Wednesday, August 22, 2007

Books: Gargantua, by François Rabelais

I picked up this book at the library somewhat at random, and somewhat in homage to the fact that one of my favorite books, John Kennedy Toole's A Confederacy of Dunces, is oft described as Rabelaisian. The book can be divided into three sections: the birth and miseducation of Gargantua, the reëducation of Gargantua, and the battle against a tyrant in which Gargantua saves his father's kingdom. I will say the most about the first section, for it is the section that defines the Rabelaisian character and tone, and the least about the last, because it is the most tedious and conventional.

Gargantua, an absurdly large baby, is born to parents Grandgousier and Gargamelle, and Rabelais catalogues carefully his various activities: eating (with long lists of large numbers, a meal might consist of six hogs' rumps, thirty-two chickens, fifty-eight blackbird pies, forty pounds of boiled potatoes, fourteen blood puddings, all washed down by eighty-nine casks of Spanish wine), drinking (as an infant, he requires the milk of 17,913 cows for daily sustenance alone), sleeping, and shitting. He is a filthy, flatulent child, but his grotesqueries are described in a high-flying tone full of the praise and the pride that his parents take in his grandiosity.

It is not until Grandgousier is introduced to a well-educated and well-mannered child that he sees that all is not well with his son.

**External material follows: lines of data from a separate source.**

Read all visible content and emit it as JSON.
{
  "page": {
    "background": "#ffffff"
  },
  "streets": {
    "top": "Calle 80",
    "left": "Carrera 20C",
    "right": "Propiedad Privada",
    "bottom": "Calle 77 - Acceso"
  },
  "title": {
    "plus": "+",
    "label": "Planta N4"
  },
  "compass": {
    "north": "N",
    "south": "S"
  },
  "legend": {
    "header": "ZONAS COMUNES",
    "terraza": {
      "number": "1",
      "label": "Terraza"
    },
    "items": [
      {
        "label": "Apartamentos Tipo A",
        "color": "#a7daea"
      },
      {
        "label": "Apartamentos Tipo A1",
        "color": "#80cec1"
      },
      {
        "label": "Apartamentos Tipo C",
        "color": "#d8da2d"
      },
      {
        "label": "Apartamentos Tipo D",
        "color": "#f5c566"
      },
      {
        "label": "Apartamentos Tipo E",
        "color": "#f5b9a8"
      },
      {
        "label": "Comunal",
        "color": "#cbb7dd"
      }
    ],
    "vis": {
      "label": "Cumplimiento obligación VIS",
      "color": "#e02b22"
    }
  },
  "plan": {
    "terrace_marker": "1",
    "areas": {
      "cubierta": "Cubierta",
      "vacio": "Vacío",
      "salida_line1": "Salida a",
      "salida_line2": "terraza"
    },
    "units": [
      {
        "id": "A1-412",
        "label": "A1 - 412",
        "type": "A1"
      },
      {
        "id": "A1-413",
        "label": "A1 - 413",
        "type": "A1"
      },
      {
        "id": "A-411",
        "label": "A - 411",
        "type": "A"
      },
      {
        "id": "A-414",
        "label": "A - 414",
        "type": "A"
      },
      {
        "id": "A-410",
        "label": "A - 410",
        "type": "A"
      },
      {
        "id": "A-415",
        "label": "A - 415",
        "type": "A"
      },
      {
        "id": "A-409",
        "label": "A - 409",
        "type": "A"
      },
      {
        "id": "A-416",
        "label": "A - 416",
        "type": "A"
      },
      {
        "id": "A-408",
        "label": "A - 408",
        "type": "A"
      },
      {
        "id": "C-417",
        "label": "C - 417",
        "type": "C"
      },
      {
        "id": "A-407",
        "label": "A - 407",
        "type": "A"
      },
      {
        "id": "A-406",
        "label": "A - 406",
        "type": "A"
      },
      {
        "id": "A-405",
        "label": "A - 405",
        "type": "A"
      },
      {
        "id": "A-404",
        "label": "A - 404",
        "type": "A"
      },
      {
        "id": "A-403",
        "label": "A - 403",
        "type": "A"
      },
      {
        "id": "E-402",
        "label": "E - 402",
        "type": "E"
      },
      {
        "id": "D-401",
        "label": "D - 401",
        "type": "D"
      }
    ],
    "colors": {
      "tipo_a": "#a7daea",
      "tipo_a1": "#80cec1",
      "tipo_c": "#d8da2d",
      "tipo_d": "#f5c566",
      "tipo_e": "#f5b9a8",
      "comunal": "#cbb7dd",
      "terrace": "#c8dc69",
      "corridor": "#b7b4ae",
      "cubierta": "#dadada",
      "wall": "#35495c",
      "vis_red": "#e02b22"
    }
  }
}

He hires a new tutor, who takes Gargantua to Paris, where he learns to engage in daily physical activity, groom himself with soap and water rather than shit and wine, eat and drink in moderation, and read and recite history and poetry.

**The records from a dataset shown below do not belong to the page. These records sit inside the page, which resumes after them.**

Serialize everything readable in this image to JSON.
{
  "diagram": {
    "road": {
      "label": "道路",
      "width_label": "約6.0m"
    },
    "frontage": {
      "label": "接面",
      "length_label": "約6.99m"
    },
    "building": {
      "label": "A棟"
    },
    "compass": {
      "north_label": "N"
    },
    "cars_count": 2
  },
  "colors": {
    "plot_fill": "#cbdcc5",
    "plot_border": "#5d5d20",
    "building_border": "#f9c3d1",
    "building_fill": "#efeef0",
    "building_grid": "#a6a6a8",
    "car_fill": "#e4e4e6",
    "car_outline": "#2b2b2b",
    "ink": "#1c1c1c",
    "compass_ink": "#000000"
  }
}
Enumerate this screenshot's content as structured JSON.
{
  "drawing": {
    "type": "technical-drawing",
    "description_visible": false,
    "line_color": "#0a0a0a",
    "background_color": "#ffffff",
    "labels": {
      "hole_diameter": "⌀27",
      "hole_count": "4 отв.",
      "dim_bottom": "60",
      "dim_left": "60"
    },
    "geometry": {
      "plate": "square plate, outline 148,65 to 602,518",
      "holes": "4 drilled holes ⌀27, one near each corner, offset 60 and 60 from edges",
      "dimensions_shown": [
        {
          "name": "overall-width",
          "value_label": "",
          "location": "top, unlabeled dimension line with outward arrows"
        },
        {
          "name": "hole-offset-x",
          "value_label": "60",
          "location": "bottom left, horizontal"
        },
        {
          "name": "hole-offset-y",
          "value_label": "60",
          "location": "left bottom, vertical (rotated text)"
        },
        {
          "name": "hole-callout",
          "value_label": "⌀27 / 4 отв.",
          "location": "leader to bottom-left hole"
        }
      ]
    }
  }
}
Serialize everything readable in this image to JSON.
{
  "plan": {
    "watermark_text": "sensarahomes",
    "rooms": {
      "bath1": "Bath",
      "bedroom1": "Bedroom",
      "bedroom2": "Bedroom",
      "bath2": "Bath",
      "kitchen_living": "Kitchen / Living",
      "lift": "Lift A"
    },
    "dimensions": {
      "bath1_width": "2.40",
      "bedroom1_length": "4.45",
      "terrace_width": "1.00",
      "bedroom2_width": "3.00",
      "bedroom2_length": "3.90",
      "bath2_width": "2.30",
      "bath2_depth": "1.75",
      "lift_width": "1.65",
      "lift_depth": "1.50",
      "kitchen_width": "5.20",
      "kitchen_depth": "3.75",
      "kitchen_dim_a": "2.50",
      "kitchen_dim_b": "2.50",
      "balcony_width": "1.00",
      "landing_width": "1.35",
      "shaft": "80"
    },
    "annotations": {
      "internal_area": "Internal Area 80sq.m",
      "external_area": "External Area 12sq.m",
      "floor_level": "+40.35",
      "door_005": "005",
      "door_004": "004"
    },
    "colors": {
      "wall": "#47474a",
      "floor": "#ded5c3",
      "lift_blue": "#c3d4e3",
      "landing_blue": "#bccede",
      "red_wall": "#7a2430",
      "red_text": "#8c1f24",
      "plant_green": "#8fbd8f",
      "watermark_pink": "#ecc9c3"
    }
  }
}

Late into this reëducation, a small incident sparks a great war: on the road, some shepherds encounter a cake-maker's cart, and ask to buy some cakes. The cake-maker refuses, and words, and then blows, are exchanged, ending in the shepherds forcibly taking cakes, but also leaving payment in exchange. The cake-makers are from a neighboring kingdom, and their king declares war on the shepherds kingdom, that of Grandgousier. This generous king sends gifts and a formal apology, but his neighbor has already tasted the desire for an empire, and plans on taking over not only Grandgousier's kingdom, but all of the continent, and then likely more. Grandgousier cannot fight him sufficiently, but upon hearing the news, Gargantua returns on a great steed, and leads his kingdom to swift victory. At the novel's close, he establishes a hurly-burly "monastery" in which all the rules are the opposite of those typical to a monastery: there are no walls and everyone present is free to roam; the sexes are not divided, rather they must intermix; and leisure and pleasure are encouraged.

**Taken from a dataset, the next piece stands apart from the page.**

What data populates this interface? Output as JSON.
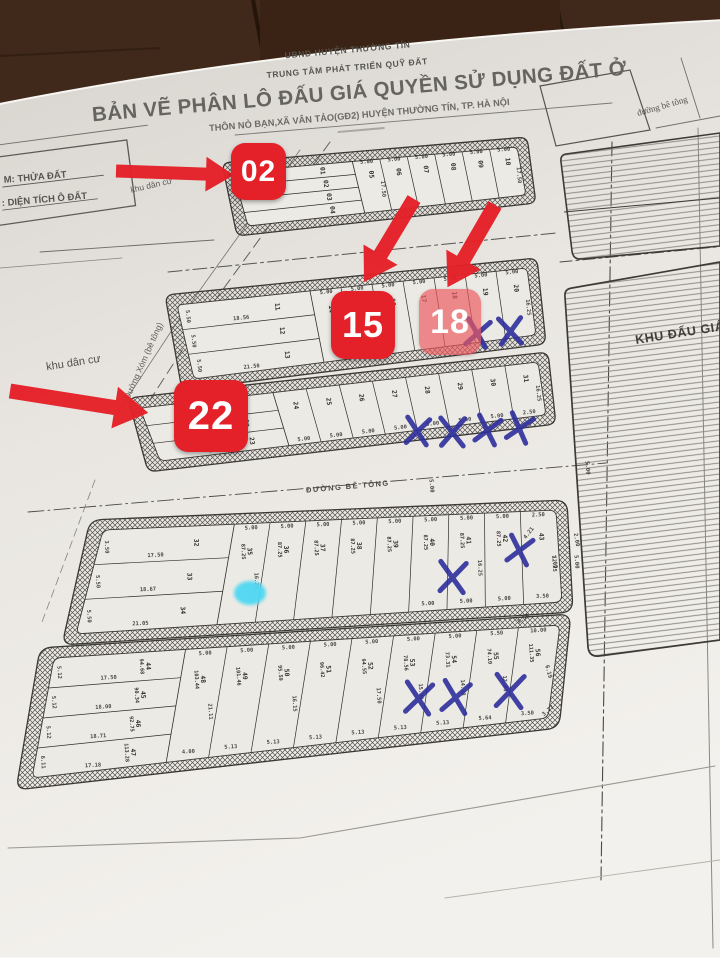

For all of its bawdiness, the book failed to meet my expectations. I revel aplenty in the piss and shit (reading in the subway station late one night, a young African man intently studying a textbook asked me what I was reading. He made the mistake of asking more and more until I simply read aloud the passage in which I was the midst: "I had a shit the other day/And realised how much I owe/To my dear arse, in every way/The smell was worse than that I know." He stopped me there and the conversation was ended. He is lucky that he missed out on the rest of it, even better in my opinion: "If only someone without more ado/Could've brought my gal to share my pooh/While shitting.//I'd have opened up wide her wee hole below/And shoved in my rain wand without any fear/While she with her fingers refused to allow/The shit to befoul my own dear rear/While shitting." This is something I've only since encountered in Pynchon (with relish), and the San Francisco Bay Guardian's (with much less relish, it being no longer fiction)). And yet, for all of his wit, Rabelais' text is overcrowded with tedious lists, excessive detail (which could be humorous, but here is tedious), and, ultimately, a rather mainstream ethical standard. And so, I am thankful to John Kennedy Toole for improving on a mediocre thing, and will seek more of Rabelaisian writing than that of Rabelais' himself.